ECLI:NL:RBAMS:2020:1331

Rechtbank Amsterdam

Datum uitspraak
3 maart 2020
Publicatiedatum
2 maart 2020
Zaaknummer
AMS 19/2423
Instantie
Rechtbank Amsterdam
Type
Uitspraak
Rechtsgebied
Bestuursrecht
Procedures
  • Eerste aanleg - enkelvoudig
Vindplaatsen
  • Rechtspraak.nl
AI samenvatting door LexboostAutomatisch gegenereerd

Toepassing van anticumulatievoorschriften bij samenloop van WGA-uitkering en Poolse arbeidsongeschiktheidsuitkering

In deze zaak heeft de Rechtbank Amsterdam op 3 maart 2020 uitspraak gedaan in een geschil tussen [eiseres], een inwoner van Aalsmeer, en de raad van bestuur van het Uitvoeringsinstituut werknemersverzekeringen (Uwv). De zaak betreft de toepassing van anticumulatievoorschriften op de WGA-uitkering van [eiseres], die ook een Poolse arbeidsongeschiktheidsuitkering ontvangt. Het Uwv had in een besluit van 2 oktober 2018 meegedeeld dat de Poolse uitkering van [eiseres] met terugwerkende kracht vanaf 26 april 2017 zou worden gekort op haar WGA-uitkering. Dit besluit werd door [eiseres] bestreden, maar het Uwv verklaarde haar bezwaar ongegrond in een besluit van 18 maart 2019.

Tijdens de zitting op 4 december 2019 heeft [eiseres] haar standpunt toegelicht, waarbij zij aanvoerde dat het Uwv onzorgvuldig had gehandeld door niet duidelijk te maken welke regelgeving van toepassing was en dat de Poolse informatie niet in het Nederlands was vertaald.

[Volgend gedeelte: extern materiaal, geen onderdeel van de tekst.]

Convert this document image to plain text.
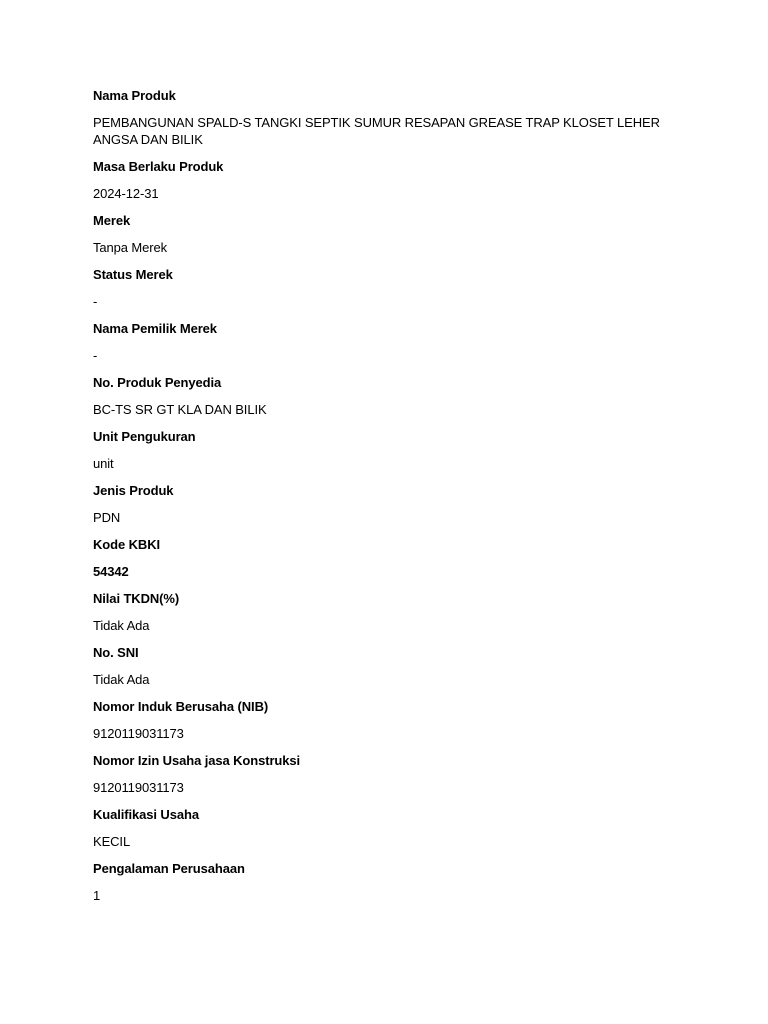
Nama Produk

PEMBANGUNAN SPALD-S TANGKI SEPTIK SUMUR RESAPAN GREASE TRAP KLOSET LEHER ANGSA DAN BILIK

Masa Berlaku Produk

2024-12-31

Merek

Tanpa Merek

Status Merek

-

Nama Pemilik Merek

-

No. Produk Penyedia

BC-TS SR GT KLA DAN BILIK

Unit Pengukuran

unit

Jenis Produk

PDN

Kode KBKI

54342

Nilai TKDN(%)

Tidak Ada

No. SNI

Tidak Ada

Nomor Induk Berusaha (NIB)

9120119031173

Nomor Izin Usaha jasa Konstruksi

9120119031173

Kualifikasi Usaha

KECIL

Pengalaman Perusahaan

1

De rechtbank oordeelde dat het Uwv terecht de anticumulatievoorschriften had toegepast, omdat [eiseres] zowel een WGA-uitkering als een Poolse arbeidsongeschiktheidsuitkering ontving. De rechtbank concludeerde dat de verrekening van de uitkeringen niet in strijd was met artikel 1 van het Eerste Protocol, omdat deze was gebaseerd op een wettelijke grondslag en een legitiem doel diende.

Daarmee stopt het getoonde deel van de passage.